A founding father of the communist movement in Nepal died on the morning of July 22. Burman Budhamagar died in a hospital in Kathmandu, a year after undergoing an operation for his colon cancer. One of the founders of the communist movement in Nepal back in 1950s, which would later coalesce into a broader nationwide Maoist movement, Budhamagar was noted for his principled and austere lifestyle, and was hence known as perhaps the only ‘true communist’ leader in the country.
In the words of the researcher of early Maoist movement in Nepal, Benoît Cailmail, “the leading and most charismatic figure of communism in the village of Thabang in Rolpa” in the early 1990s was also the “first of the villagers to fight against the local headmen’s authority and forms of abuse.”
Thabang, the cradle of Nepali Maoism, has been grief-stricken by the demise of 90-year-old Budhamgar from Thabang rural municipality in Rolpa district. Rishikesh Budhamgar “Sabin”, a relative of the dead ex-MP, expressed his shock. “People who have stayed true to their communist roots are dying while corrupt communists continue to rule the roost,” Sabin rues.
Budhamagar gets the credit for the birth of the communist movement in Thabang, which was already a Maoist stronghold when the then CPN (Maoist) started its armed rebellion in 1996. Even today, Thabang is considered a solid Maoist base area.
Budhamagar came into national limelight when he was elected an MP on behalf of the then ‘Janamorcha’ in the 1991 general election. He had a unique way of giving national recognition to his identity—he would go to the national parliament barefoot, clad in traditional Magar attire. One time, he was even stopped by the security guard in the parliament building for trying to enter barefoot. But that did not deter Budhamagar from dressing in his ‘attire of the people.’
Budhamagar’s political career formally began when he joined a farmers’ organization in Thabang in around 1957. Also around that time, he was active in the Maoist party led by Mohan Bikram Singh. Budhamagar, who was in contact with Singh during his imprisonment for subversive activities, had tried to avoid the ban on the party by opening a front that ostensibly served farmers. Later, Budhamagar also became the Pradhan Panch several times during the Panchayat period.

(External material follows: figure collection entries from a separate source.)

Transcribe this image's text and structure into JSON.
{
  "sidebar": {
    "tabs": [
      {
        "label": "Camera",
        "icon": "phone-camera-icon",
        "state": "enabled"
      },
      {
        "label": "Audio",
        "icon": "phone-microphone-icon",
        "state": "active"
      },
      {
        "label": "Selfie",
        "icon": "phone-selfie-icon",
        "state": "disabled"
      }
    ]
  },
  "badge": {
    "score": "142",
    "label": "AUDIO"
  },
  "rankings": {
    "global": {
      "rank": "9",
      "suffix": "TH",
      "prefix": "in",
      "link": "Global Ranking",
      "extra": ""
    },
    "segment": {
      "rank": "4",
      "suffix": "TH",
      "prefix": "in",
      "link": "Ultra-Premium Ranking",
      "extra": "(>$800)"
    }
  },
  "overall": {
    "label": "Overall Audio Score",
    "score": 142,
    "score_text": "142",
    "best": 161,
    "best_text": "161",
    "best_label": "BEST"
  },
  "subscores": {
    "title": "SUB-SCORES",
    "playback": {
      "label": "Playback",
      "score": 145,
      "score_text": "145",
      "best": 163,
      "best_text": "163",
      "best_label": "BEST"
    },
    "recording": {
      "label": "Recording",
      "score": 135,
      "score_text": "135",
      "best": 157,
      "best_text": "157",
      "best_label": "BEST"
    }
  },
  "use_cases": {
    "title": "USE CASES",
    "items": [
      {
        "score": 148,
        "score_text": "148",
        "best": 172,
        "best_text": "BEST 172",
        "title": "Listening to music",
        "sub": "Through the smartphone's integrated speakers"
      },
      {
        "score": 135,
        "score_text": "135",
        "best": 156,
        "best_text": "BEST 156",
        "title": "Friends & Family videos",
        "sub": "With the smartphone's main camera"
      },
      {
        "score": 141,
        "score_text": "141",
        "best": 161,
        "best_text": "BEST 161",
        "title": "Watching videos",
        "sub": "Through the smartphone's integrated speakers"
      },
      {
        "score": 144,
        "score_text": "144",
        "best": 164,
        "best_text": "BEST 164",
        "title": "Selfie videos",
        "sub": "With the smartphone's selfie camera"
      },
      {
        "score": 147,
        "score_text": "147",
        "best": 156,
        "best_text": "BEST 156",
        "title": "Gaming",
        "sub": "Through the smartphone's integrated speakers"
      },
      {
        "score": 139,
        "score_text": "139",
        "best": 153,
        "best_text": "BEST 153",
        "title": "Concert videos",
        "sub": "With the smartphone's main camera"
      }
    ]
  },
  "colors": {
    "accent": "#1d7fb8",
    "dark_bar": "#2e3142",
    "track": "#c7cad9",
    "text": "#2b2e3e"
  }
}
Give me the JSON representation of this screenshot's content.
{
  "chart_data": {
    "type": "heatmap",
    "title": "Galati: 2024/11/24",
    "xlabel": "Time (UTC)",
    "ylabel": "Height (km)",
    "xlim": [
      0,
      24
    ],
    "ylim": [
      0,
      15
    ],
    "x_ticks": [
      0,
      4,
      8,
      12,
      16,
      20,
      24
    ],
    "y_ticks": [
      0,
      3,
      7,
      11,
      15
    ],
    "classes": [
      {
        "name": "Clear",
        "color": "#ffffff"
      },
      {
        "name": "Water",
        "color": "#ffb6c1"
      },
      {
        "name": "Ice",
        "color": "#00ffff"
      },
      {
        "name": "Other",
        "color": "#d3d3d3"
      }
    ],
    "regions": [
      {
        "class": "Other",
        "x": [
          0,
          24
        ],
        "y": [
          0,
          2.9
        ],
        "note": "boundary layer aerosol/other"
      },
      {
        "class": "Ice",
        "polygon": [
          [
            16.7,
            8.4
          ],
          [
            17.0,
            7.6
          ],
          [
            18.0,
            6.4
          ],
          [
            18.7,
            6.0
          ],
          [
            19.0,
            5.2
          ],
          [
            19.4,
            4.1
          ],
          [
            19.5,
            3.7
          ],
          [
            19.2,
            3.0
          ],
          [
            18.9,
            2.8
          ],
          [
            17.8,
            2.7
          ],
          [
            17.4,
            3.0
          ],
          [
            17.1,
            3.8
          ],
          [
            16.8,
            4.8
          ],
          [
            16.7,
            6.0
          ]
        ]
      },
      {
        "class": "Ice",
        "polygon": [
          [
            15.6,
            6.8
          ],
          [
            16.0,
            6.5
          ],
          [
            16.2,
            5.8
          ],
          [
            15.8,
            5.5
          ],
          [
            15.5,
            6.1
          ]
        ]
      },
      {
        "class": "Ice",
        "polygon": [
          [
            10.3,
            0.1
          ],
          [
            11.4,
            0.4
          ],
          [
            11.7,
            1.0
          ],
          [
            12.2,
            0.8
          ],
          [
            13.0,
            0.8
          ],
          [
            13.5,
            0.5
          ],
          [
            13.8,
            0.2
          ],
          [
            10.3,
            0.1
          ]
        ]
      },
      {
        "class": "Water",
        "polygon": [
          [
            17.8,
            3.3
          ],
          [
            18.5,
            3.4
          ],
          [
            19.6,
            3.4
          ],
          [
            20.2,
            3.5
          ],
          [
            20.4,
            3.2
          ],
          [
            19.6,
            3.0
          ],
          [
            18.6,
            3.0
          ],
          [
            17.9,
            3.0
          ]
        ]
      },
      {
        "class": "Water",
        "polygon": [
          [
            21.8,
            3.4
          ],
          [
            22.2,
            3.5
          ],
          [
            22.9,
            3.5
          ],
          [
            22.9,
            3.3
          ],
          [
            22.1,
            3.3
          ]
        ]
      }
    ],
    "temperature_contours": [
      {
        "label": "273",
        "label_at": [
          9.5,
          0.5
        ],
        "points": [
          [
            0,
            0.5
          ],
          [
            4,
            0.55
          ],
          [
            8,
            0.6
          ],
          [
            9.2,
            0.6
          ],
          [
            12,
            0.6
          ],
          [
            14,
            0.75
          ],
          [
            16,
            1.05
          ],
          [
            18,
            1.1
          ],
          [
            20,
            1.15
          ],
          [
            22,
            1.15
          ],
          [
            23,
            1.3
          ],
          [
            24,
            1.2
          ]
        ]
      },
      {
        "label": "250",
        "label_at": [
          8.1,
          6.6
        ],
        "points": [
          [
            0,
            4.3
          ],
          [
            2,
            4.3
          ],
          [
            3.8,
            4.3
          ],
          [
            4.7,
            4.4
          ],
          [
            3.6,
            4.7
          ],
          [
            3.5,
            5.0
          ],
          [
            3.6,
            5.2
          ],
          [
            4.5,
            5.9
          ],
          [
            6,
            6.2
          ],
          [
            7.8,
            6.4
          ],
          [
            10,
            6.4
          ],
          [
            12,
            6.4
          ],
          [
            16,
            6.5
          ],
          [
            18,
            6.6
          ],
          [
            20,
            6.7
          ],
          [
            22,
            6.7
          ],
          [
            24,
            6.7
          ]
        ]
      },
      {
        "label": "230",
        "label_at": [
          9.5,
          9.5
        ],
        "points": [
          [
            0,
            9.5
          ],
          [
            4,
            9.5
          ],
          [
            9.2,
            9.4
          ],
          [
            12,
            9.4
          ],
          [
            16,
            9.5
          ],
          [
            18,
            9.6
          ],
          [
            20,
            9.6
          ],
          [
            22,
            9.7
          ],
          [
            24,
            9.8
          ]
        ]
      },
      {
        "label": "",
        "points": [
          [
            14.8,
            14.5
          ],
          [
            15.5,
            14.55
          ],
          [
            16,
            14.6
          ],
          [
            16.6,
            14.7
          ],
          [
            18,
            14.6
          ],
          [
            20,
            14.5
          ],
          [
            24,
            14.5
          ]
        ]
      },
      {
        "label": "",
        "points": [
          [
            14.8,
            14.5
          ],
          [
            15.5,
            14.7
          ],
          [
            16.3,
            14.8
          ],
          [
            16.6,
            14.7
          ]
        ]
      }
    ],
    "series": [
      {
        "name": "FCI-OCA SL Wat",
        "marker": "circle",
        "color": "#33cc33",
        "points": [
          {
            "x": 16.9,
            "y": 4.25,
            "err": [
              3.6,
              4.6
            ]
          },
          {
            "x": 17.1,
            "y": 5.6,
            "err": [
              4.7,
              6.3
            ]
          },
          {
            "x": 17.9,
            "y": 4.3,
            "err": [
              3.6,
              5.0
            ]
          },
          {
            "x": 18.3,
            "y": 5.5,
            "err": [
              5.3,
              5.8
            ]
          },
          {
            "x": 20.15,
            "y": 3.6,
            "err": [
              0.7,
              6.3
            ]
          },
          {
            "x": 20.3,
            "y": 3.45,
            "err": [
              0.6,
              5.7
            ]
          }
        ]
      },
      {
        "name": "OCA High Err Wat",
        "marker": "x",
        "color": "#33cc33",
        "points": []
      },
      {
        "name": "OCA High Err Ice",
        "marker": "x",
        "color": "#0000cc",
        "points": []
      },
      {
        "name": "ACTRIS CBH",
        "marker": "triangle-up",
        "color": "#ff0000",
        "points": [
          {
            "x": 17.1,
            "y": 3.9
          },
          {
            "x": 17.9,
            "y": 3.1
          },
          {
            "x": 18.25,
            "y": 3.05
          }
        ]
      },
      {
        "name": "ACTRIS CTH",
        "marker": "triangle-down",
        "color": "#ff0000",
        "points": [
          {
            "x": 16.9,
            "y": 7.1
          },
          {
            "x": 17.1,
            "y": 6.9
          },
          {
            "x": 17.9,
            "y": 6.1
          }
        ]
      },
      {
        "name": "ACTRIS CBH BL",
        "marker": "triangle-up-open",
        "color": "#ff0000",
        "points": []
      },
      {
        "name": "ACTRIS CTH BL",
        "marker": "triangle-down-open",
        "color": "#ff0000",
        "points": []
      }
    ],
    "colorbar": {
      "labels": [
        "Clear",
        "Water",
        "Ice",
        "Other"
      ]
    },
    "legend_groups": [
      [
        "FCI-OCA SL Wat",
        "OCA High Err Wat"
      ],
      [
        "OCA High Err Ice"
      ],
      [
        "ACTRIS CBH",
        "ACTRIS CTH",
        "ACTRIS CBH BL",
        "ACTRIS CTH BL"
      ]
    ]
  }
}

In the first general election of 1959, the people of Thabang had given all their votes to the radical communists, again largely thanks to Budhamagar’s influence in the area. Likewise, during the 1980 referendum, all the votes in Thabang were cast in favor of multi-party system. However, a year later, Budhamagar boycotted the national elections held under the Panchayat regime. For this ‘crime’, the national army even conducted a major operation in Thabang.
After the end of armed conflict on 20 March, 2006, Budhamagar remained close to communist politics, while working as an advisor to the mother Maoist party. Again thanks to Budhamgar’s influence, in the 2008 CA elections, 100 percent votes in Thabang went to the Maoist candidate Prachanda.
Owing to his tall political legacy, not only communist leaders, but also journalists and researchers who visited Thabang to understand its role in Nepal’s communist movement would not return without meeting Budhamagar.